Le positionnement du CAP hébergements connaît aussi une nouvelle orientation. A la faveur de la nouvelle stratégie régionale du tourisme qui fait de la qualité de l'accueil le fil rouge de l'ensemble des déclinaisons sectorielles, le nouveau CAP hébergements met en avant le confort thermique lié à la qualité de l'isolation, ainsi que l'utilisation de matériaux naturels et biodégradables à l'extérieur comme à l'intérieur des hébergements, non seulement dans le cadre de la politique régionale pour la préservation de l'environnement et du climat, mais aussi comme un critère à part entière de la qualité de l'accueil et de la fidélisation des clientèles.

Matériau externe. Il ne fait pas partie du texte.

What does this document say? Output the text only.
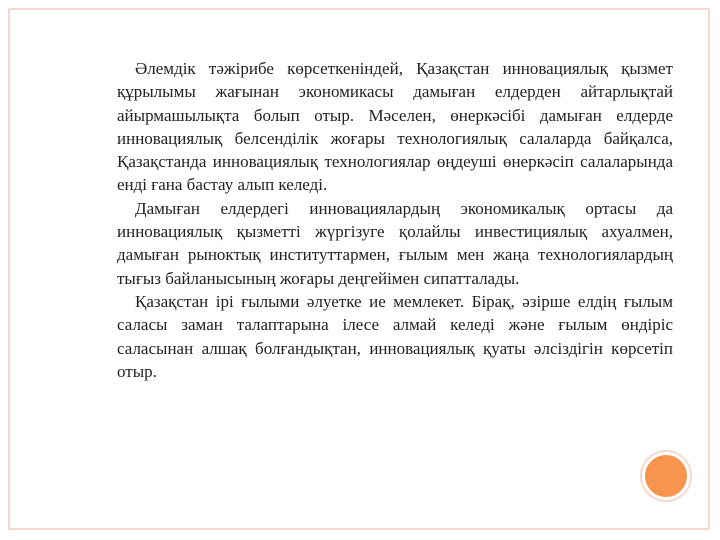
Әлемдік тәжірибе көрсеткеніндей, Қазақстан инновациялық қызмет құрылымы жағынан экономикасы дамыған елдерден айтарлықтай айырмашылықта болып отыр. Мәселен, өнеркәсібі дамыған елдерде инновациялық белсенділік жоғары технологиялық салаларда байқалса, Қазақстанда инновациялық технологиялар өңдеуші өнеркәсіп салаларында енді ғана бастау алып келеді.

Дамыған елдердегі инновациялардың экономикалық ортасы да инновациялық қызметті жүргізуге қолайлы инвестициялық ахуалмен, дамыған рыноктық институттармен, ғылым мен жаңа технологиялардың тығыз байланысының жоғары деңгейімен сипатталады.

Қазақстан ірі ғылыми әлуетке ие мемлекет. Бірақ, әзірше елдің ғылым саласы заман талаптарына ілесе алмай келеді және ғылым өндіріс саласынан алшақ болғандықтан, инновациялық қуаты әлсіздігін көрсетіп отыр.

Pour les constructions neuves, le financement de base n'est plus que de 10 %, au lieu de 20 % auparavant. Pour pouvoir bénéficier d'une bonification et aller jusqu'à 25 % du montant budgété (pourcentage qui peut doubler avec les aides européennes), le projet doit apporter des arguments en termes d'environnement, de qualité, d'emploi et de territoire. Ici aussi, une attention particulière est accordée aux territoires sous-équipés. Mais pour bénéficier d'une bonification, qu'elle soit liée au territoire, à la qualité ou à la création d'emploi, le critère environnemental est obligatoire. Ce critère Pour les projets de rénovation globale, la réalisation d'une étude préalable portant sur l'amélioration de la qualité thermique et énergétique du bâtiment est un critère d'éligibilité. Cette étude peut être financée en totalité par la Région avec un seuil maximum de 3000 euros.

Autre nouveauté, les projets peuvent bénéficier sur demande d'une aide au conseil, subventionnée à 50 % par la région, pour étudier l'opportunité économique de leur projet, la manière de le financer ou la conception et la manière de financer des projets de rénovation thermique et de performance environnementale.

En conclusion, à partir de cinq dispositifs éprouvés et reconnus au cours des années passés, la Région propose deux grands dispositifs pour le tourisme, à la fois plus simples, plus larges dans leur spectre d'intervention et totalement adaptés à la mise en oeuvre de la stratégie régionale.